La jurisprudence rappelle enfin que le caractère intentionnel de la fausse déclaration doit être distingué de l’existence d’un lien de causalité avec le sinistre. En vertu de l’article L. 113-8, alinéa 1er, la sanction est encourue « alors même que le risque omis ou dénaturé a été sans influence sur le sinistre » (v. Cass. 2e civ., 23 mai 2013, n° 12-19.952). Cette dissociation entre fausse déclaration et réalisation du risque renforce le rôle central de l’appréciation de la mauvaise foi, laquelle demeure le pivot de la nullité.
Enfin, la jurisprudence constante de la Cour de cassation souligne que la sanction prévue par l’article L. 113-8 du Code des assurances s’applique indépendamment de toute influence de la fausse déclaration sur la réalisation du sinistre. Le texte est explicite : « le contrat d’assurance est nul en cas de réticence ou de fausse déclaration intentionnelle […] alors même que le risque omis ou dénaturé par l’assuré a été sans influence sur le sinistre ».

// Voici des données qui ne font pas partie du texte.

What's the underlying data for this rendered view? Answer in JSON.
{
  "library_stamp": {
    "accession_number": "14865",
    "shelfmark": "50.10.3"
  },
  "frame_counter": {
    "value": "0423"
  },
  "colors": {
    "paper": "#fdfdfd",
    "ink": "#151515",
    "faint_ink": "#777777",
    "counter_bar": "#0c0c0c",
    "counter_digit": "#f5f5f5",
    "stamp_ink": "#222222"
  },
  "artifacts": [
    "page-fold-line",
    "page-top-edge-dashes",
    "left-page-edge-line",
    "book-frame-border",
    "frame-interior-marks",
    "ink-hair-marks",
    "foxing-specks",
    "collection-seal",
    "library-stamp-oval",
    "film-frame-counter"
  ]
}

Il ressort de cette dissociation entre la déclaration dolosive et l’événement assuré un renversement de perspective : il ne s’agit pas de protéger l’assureur uniquement contre des sinistres non désirés, mais plus fondamentalement de préserver l’équilibre initial du contrat, compromis dès la formation par une information volontairement tronquée. Le dol, ainsi caractérisé, vicie le consentement de l’assureur non quant aux effets du contrat, mais quant à l’objet même de son engagement (v. en ce sens, Cass. 2e civ., 23 mai 2013, n° 12-19.952).
En ce sens, la jurisprudence a admis que la nullité puisse être prononcée, même si le sinistre ne présente aucun lien de causalité avec la déclaration erronée. Tel est le cas, par exemple, lorsqu’un assuré dissimule sciemment deux vols antérieurs dans une déclaration d’assurance multirisque commerçant : cette omission justifie la nullité du contrat, bien que le sinistre survenu soit un incendie sans rapport avec les vols (Cass. 1re civ., 22 janv. 2002, n°99-12.044). De même, la non-déclaration d’une hospitalisation pour sciatique entraîne la nullité du contrat, bien que la perte d’emploi litigieuse résulte d’une pathologie distincte (Cass. 2e civ., 8 juill. 2004, n°03-13.114).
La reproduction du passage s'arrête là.